Among the least discussed of life’s milestones is this one – the first time your children look at you and say (explicitly or implicitly), “busted.”

It just happened.

My two oldest (11 & 9) daughters and I were playing Jenga – a frighteningly addictive “wooden block tower building game.” The simple object of the game is to pull out the lower blocks of the Jenga tower and stack them on top. Well, after my daughters headed off to do something else I kept playing just trying to find out how high a tower I could build. I got the idea by glancing at the instruction book and seeing the challenge that read, “real pros can build the tower to 36 stories or higher.” I got to 34 and proudly showed it to my girls. They were generally unimpressed so I told them I would pay them $50 if they could get the tower to 40 stories.
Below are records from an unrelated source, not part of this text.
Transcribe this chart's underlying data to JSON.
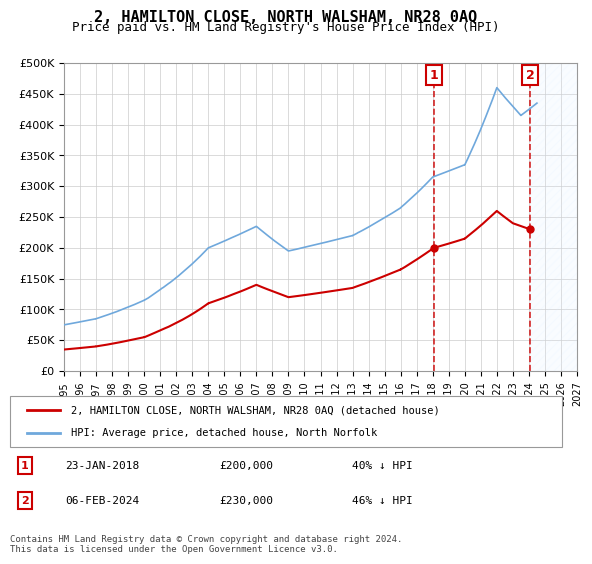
{
  "title": "2, HAMILTON CLOSE, NORTH WALSHAM, NR28 0AQ",
  "subtitle": "Price paid vs. HM Land Registry's House Price Index (HPI)",
  "legend_line1": "2, HAMILTON CLOSE, NORTH WALSHAM, NR28 0AQ (detached house)",
  "legend_line2": "HPI: Average price, detached house, North Norfolk",
  "annotation1_label": "1",
  "annotation1_date": "23-JAN-2018",
  "annotation1_price": "£200,000",
  "annotation1_hpi": "40% ↓ HPI",
  "annotation2_label": "2",
  "annotation2_date": "06-FEB-2024",
  "annotation2_price": "£230,000",
  "annotation2_hpi": "46% ↓ HPI",
  "footer": "Contains HM Land Registry data © Crown copyright and database right 2024.\nThis data is licensed under the Open Government Licence v3.0.",
  "hpi_color": "#6fa8dc",
  "sale_color": "#cc0000",
  "vline_color": "#cc0000",
  "annotation_box_color": "#cc0000",
  "background_hatch_color": "#ddeeff",
  "ylim": [
    0,
    500000
  ],
  "yticks": [
    0,
    50000,
    100000,
    150000,
    200000,
    250000,
    300000,
    350000,
    400000,
    450000,
    500000
  ],
  "sale1_x": 2018.07,
  "sale1_y": 200000,
  "sale2_x": 2024.09,
  "sale2_y": 230000,
  "xmin": 1995,
  "xmax": 2027
}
It was a slip of the tongue – I didn’t mean it. It was kind of a flip joke – of the kind guys regularly utter. Well their eyes lit up and I became very, very afraid. And as such I started modifying the rules. It wasn’t $50 but $40 (a buck per row) and they had to work together and they had to follow all of the rules to the letter. [I wonder if this is how the White House viewed all of those promised billions for the poor?]

When I was done Laura, the older of the two looked at me and said, “Dad, are you done?”

“Yeah,” I responded, “why?”

“Because I can tell you are nervous about having to pay up – you keep adding more and more rules to favor yourself and make it harder on me. You do that.”

I just sat blushing with both a very pleased grin at my daughter’s insight and a horrified feeling that I had been “‘busted” for the first time and that as the teen years unfold it will become a more regular occurrence.

Back to the matter at hand, I just discovered the world record for a Jenga tower is 40… do I lower the requirement to show good faith or do I let them keep on going… or, if they make it do I call Hasbro and tell them I’ve got Jenga proteges on hand?